Pickwick asked me how I thought we could afford such an extravagance, but the real disapproval came from Mrs. Malaprop.
“Good afternoon, Mr. Sprockett,” she said coldly. “I hope you are fully aquatinted with the specific roles of mousecreeper and butler?”
“Indeed, Mrs. Malaprop,” replied Sprockett, bowing low. “And I don’t require much space—I can easily fit in the cupboard under the stairs.”
“You will knot,” replied Mrs. Malaprop with great indignation. “ I am resizing there. You may have the earring cupboard.”
“Then with your permission I shall go and repack,” announced Sprockett.
“You mean you’re leaving?” I asked.
“Repack my knee bearings,” he explained. “With grease. Knees, despite much design work, continue to be the Duplex-5’s Achilles’ heel.”
And leaving us all to muse upon his odd choice of words, he departed.
“At least try to be nice to him,” I said to Mrs. Malaprop when he had gone. “And I want you to order some oils of varying grades to make him feel welcome—and make sure all the clocks are kept wound. Cog-based life-forms take great offense at stopped clocks.”
“As madam washes,” replied Mrs. Malaprop, which was her way of telling me to get stuffed.
“If you don’t need us, we’re going to go and rehearse Acheron’s death scene on the roof of Thornfield Hall,” said Carmine.
“You’ll need to unlock Bertha,” I replied, handing her the key. “And don’t forget to put the bite mask on her.”

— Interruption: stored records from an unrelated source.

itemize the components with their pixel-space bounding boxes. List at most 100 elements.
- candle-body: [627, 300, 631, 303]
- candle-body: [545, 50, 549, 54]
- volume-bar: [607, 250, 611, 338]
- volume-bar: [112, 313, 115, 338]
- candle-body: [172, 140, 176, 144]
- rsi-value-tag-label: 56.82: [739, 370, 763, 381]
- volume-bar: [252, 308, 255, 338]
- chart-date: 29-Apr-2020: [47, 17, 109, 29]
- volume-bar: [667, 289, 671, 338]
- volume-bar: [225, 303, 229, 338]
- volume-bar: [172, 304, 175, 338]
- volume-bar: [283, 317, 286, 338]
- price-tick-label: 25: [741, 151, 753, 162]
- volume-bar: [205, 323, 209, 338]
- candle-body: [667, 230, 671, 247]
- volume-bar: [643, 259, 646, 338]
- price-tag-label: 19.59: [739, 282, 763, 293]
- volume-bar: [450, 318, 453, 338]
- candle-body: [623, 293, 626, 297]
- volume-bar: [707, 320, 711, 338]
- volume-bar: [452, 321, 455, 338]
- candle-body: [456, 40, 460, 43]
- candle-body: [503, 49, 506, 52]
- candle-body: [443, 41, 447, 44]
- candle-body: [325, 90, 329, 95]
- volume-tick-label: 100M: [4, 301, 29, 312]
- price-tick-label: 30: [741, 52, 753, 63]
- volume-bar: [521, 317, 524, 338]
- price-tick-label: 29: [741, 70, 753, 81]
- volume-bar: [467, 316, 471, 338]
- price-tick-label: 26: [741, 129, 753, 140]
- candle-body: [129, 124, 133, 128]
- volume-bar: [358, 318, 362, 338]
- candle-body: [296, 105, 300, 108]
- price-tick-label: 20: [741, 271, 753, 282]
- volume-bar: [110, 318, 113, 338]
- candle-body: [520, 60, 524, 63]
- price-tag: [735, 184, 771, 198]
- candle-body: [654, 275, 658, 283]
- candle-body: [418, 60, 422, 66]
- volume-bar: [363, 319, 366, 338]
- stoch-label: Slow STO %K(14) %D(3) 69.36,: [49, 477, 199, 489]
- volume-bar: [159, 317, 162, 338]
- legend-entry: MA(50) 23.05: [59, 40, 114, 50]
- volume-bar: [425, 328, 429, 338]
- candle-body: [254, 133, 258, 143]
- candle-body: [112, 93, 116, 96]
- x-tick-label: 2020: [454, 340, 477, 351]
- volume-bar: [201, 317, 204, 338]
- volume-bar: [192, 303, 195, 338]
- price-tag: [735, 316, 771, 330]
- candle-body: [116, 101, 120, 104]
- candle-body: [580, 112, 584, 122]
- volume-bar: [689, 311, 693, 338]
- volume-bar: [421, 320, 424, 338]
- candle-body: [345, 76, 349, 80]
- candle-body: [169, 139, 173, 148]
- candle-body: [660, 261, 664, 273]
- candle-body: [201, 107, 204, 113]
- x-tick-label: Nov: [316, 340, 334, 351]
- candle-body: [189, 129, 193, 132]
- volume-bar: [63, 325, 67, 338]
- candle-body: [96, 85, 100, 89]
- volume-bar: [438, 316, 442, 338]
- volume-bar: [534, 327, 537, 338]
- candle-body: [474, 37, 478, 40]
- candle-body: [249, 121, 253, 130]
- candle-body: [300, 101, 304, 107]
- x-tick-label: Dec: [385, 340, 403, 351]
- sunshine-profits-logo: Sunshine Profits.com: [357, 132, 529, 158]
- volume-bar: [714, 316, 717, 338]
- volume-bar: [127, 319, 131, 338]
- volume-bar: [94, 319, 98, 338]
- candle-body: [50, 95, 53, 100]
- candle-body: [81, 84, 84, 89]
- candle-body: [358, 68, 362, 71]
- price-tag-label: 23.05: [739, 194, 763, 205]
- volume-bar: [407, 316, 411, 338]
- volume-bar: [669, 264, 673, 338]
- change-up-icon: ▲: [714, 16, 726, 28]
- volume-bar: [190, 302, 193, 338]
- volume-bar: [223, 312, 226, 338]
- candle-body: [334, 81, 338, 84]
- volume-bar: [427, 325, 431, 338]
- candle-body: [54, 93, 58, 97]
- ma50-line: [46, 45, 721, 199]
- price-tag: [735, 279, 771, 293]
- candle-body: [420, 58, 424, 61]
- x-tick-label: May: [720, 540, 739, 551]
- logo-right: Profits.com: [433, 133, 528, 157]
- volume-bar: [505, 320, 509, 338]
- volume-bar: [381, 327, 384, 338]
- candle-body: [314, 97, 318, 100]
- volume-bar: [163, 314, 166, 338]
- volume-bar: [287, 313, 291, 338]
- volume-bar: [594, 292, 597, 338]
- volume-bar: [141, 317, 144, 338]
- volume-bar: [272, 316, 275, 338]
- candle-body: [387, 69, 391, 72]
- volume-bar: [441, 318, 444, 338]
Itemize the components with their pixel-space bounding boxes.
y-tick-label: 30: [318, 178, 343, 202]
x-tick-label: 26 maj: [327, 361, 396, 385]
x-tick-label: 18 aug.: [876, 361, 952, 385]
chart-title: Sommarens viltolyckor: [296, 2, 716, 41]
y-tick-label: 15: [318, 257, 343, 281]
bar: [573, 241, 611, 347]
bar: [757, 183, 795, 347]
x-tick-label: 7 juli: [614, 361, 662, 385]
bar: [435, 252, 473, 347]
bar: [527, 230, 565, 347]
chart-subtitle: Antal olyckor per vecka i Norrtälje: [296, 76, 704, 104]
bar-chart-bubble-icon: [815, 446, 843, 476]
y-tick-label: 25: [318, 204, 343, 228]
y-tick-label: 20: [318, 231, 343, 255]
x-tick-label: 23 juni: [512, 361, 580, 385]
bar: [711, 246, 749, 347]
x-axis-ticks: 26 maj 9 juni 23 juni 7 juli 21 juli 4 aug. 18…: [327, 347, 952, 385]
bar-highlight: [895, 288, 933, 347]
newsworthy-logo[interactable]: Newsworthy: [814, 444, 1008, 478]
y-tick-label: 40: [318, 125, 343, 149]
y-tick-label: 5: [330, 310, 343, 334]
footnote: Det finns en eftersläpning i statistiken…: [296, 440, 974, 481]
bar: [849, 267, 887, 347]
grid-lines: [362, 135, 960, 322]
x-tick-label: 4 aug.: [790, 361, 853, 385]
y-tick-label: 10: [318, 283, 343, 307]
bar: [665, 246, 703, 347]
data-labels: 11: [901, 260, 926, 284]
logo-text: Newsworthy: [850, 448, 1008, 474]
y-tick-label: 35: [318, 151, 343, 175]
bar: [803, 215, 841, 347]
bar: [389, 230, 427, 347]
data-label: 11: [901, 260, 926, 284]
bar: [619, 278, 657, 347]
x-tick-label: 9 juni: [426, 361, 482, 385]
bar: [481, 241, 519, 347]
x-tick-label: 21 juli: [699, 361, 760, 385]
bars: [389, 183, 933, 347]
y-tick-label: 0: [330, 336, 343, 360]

I watched them go with an odd feeling that I couldn’t describe. Despite my being the protagonist, most of the characters were already here when I took over, and few of them were happy with my interpretation of Thursday, even though it was the one that Thursday herself had approved. They had all preferred the sex-and-violence Thursday who’d turned a blind eye to the many scams they had had cooking. Because of this, I hadn’t really gotten on with any of them. In fact, the out-of-book relationship with the rest of the cast could best be described as barely cordial. Carmine seemed to get on with them a lot better. I shouldn’t have minded, but I did.